Michigan’s charter school movement, which DeVos helped pioneer, came under particular fire during the process. She says the state’s record was hugely misrepresented.

“The accountability measures that charters are operating under are much more stringent in Michigan than many other states,” she says. “People get the mistaken notion that because there are multiple authorizers it results in lower quality. I would argue the opposite, especially if you have transparency.”

But she’s ready and willing to move on from the bitterness of the confirmation, even if her opponents aren’t prepared yet do the same.

Lily Eskelsen Garcia, president of the National Education Association — the country’s largest teacher union — says she’s built a Rolodex with the sole purpose of fighting Trump’s education agenda. In fact, she said this week there, “will be no relationship with Betsy DeVos.”

“I anticipated there would be opposition because of what I’ve been working for in the K-12 area, but I don’t think anyone could have anticipated quite the level of opposition and acrimony surrounding this,” DeVos says. “It made me more resolute.

“I know where my heart and mind are lines up around what’s right for kids and their opportunity and future.”

She has a to-do list ready to go, including two primary areas to engage with right away. DeVos wants to help states and local school chiefs with the implementation of the new federal education law, the Every Student Succeeds Act. There are also several higher education pieces she wants to address, such as reauthorization of the higher education act and reducing onerous regulations on universities.

To get any legislation through Congress, however, DeVos will need to court some of those hostile Democrats in the Senate. She’s ready to make inroads there as well.

“I’m very optimistic that I will be able to strike up a relationship with a number of members of the Senate who on paper are more closely aligned with giving parents more choices than much of the rhetoric we’ve heard to date.”

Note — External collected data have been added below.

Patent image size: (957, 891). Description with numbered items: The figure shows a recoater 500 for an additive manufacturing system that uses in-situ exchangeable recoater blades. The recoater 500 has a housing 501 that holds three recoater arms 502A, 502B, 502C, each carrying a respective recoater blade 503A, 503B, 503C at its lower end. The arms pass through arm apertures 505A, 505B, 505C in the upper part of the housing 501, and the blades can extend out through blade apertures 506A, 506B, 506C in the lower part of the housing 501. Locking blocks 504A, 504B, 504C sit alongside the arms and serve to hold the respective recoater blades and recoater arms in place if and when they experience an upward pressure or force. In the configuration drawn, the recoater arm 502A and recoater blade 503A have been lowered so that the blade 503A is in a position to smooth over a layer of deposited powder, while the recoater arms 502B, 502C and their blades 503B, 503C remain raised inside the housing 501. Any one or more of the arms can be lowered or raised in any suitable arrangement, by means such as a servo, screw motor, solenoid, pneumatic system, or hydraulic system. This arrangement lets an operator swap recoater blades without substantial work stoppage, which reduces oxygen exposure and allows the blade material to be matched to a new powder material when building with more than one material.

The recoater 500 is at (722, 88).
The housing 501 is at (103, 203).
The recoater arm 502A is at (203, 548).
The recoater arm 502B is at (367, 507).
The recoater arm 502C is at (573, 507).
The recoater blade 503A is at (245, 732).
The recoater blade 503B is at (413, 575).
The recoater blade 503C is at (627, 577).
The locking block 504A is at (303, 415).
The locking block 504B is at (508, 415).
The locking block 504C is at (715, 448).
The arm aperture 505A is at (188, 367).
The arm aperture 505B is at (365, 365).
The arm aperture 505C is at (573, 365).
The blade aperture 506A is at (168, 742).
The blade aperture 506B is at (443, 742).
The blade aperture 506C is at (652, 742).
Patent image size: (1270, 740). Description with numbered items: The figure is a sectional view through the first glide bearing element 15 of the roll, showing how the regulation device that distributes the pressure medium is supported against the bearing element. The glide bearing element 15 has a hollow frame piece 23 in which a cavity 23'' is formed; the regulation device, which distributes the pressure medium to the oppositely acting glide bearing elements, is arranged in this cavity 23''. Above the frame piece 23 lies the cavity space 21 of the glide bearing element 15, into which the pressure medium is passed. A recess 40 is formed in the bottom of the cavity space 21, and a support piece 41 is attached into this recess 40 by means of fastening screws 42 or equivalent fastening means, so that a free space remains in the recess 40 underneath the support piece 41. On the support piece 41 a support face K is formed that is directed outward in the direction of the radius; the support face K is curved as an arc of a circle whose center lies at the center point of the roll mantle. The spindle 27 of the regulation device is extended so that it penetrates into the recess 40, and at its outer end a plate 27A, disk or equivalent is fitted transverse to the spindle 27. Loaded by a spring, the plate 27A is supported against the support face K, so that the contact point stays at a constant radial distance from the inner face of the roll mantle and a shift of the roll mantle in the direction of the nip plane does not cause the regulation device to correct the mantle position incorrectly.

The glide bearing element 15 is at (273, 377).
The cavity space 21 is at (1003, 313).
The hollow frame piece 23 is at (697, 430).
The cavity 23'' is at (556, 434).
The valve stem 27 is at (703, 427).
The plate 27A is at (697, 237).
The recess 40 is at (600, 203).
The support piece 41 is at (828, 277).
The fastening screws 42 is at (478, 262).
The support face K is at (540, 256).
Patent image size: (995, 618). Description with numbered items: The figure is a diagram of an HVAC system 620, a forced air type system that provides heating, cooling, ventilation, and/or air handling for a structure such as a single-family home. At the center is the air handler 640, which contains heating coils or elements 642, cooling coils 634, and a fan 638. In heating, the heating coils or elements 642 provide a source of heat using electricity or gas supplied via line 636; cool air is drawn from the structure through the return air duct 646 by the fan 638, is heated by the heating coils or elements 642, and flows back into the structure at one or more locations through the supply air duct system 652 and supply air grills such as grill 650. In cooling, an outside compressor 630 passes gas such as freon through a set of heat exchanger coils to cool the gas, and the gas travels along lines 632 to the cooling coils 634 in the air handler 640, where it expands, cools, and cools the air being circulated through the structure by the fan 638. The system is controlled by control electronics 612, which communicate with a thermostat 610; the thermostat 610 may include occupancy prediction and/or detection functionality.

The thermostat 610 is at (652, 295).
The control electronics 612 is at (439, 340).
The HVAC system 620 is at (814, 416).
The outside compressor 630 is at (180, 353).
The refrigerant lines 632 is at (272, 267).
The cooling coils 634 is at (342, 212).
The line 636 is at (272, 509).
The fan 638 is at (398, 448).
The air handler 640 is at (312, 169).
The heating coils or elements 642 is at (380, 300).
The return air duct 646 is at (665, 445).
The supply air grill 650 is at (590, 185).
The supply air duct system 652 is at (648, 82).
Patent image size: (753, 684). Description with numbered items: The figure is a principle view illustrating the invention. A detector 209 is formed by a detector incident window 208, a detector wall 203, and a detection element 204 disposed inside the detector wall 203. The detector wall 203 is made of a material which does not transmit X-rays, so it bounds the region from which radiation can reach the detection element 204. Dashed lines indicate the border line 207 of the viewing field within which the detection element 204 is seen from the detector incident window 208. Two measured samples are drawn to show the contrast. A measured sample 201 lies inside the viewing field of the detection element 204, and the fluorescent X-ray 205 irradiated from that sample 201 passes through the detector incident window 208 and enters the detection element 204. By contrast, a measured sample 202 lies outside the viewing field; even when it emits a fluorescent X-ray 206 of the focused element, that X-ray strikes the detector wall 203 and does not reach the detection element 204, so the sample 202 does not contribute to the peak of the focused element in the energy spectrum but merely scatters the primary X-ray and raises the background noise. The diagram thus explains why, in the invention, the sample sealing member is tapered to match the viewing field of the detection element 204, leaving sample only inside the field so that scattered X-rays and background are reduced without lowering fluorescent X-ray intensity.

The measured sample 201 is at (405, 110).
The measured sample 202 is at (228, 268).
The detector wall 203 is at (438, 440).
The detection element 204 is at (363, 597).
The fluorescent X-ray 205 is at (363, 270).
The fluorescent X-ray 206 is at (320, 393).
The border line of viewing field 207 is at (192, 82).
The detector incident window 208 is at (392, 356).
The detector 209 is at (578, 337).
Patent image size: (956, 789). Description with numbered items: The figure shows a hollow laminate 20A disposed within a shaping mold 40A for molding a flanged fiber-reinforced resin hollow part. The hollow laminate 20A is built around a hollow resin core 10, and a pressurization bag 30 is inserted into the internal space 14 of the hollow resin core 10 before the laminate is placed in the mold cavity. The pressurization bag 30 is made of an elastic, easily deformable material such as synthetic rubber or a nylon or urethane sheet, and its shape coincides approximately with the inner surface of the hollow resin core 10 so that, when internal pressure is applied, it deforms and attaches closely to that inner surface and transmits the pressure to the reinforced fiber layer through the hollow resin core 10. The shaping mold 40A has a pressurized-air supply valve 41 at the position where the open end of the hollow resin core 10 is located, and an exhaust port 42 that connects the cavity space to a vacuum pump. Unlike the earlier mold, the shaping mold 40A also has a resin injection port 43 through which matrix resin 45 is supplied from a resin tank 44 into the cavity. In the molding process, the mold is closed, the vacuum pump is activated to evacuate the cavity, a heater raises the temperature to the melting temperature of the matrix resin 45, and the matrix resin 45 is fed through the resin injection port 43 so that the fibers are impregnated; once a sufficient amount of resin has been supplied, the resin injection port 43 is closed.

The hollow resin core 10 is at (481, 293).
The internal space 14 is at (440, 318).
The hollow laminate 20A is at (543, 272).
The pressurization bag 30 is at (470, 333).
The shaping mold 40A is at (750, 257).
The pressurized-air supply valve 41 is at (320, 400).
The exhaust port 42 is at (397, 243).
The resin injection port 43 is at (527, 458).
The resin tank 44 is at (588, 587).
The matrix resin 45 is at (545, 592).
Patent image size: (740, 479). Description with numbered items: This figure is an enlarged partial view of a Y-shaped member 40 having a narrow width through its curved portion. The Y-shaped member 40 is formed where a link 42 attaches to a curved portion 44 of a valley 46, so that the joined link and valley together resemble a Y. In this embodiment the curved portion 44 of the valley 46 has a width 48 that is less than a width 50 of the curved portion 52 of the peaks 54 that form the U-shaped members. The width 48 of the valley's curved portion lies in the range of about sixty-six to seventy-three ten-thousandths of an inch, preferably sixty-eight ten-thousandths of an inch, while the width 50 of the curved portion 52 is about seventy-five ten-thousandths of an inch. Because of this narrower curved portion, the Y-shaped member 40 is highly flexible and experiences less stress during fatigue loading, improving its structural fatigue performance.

That hits at the heart of what DeVos wants to accomplish in this job, one she never sought nor thought she’d do until approached late last year.

When she considers what her legacy may be at the end of her service, she frames it this way:

“I would hope by the time I leave to have allowed students across this country, particularly those who are today struggling most, to find and go to a school where they are going to thrive in and grow and become everything they hope to be.”